After 1896, the Olympics fell into a bit of a rut. The 1900 and 1904 Olympics were both held during the World’s Fairs and unfortunately this drew most potential spectators away from the games. Due to these two unsuccessful  games, and the Greeks were throwing a hissy fit and wanted to host their games every four years in Athens the IOC decided to host an event called the Intercalated Olympics in 1906 as a compromise. Even though at the time it was considered to be a true Olympic contest, today the IOC does not recognise medals given at these games. However, it was still important because it introduced both the opening and closing ceremonies which today are as much the staple of the games as the events themselves. They were also the first to have an Olympic village and to raise the national flags of the victors. The 1906 games drew more spectators and were overall more successful than either of the previous games. The popularity of the 1906 games saved the modern Olympics. 

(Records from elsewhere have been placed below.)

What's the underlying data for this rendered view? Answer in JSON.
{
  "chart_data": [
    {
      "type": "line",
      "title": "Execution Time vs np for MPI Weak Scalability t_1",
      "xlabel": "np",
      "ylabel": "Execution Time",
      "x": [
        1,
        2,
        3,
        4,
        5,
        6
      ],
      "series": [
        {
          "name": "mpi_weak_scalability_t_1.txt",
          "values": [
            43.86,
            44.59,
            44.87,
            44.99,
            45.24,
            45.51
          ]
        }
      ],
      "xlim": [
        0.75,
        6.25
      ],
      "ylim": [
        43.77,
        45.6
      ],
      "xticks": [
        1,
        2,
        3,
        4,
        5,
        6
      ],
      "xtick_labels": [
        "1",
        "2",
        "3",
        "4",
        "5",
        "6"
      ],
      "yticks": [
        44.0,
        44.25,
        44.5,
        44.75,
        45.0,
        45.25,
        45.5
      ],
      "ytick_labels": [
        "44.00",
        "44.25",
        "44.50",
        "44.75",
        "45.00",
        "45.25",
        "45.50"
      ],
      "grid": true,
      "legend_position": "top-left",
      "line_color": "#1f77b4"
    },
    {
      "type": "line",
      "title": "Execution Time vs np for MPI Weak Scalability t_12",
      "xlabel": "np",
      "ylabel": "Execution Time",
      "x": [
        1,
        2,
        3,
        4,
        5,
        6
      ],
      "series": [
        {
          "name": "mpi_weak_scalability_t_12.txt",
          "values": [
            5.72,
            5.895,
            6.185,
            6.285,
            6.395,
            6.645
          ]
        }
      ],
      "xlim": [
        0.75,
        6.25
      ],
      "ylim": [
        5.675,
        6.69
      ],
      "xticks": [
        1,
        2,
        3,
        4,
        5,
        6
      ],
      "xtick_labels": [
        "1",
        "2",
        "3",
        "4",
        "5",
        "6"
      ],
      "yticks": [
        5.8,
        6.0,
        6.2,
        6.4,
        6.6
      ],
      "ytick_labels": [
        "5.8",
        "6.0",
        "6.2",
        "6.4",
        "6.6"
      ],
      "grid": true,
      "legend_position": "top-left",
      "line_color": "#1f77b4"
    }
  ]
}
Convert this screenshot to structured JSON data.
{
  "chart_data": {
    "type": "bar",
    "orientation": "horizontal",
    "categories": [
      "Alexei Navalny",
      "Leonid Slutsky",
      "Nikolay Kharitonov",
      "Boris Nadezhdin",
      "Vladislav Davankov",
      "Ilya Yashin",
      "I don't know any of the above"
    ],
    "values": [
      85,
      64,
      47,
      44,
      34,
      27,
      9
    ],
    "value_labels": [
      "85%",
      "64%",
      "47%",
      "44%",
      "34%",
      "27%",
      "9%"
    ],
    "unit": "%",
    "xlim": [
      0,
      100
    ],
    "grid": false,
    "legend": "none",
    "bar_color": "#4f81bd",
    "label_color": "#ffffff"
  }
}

Our generation saw the Olympics getting cancelled due to the COVID-19 pandemic, but it has also happened before during the world wars. Even though world war one and two caused several Olympics to be cancelled, today the spirit of peace on completion prevails. Just like in the Rio games, for the first time in history, a refugee competed. The Olympics have represented athletic conflict but in large part thanks to Pierre de Coubertin it has come to also represent peace. This idea of creating peace began with a simple truce in ancient Greece allowing athletes to travel safely. Today nothing helps us recognise the humanity of people in other countries more than watching the best athletes march in the parade of nations with their flags.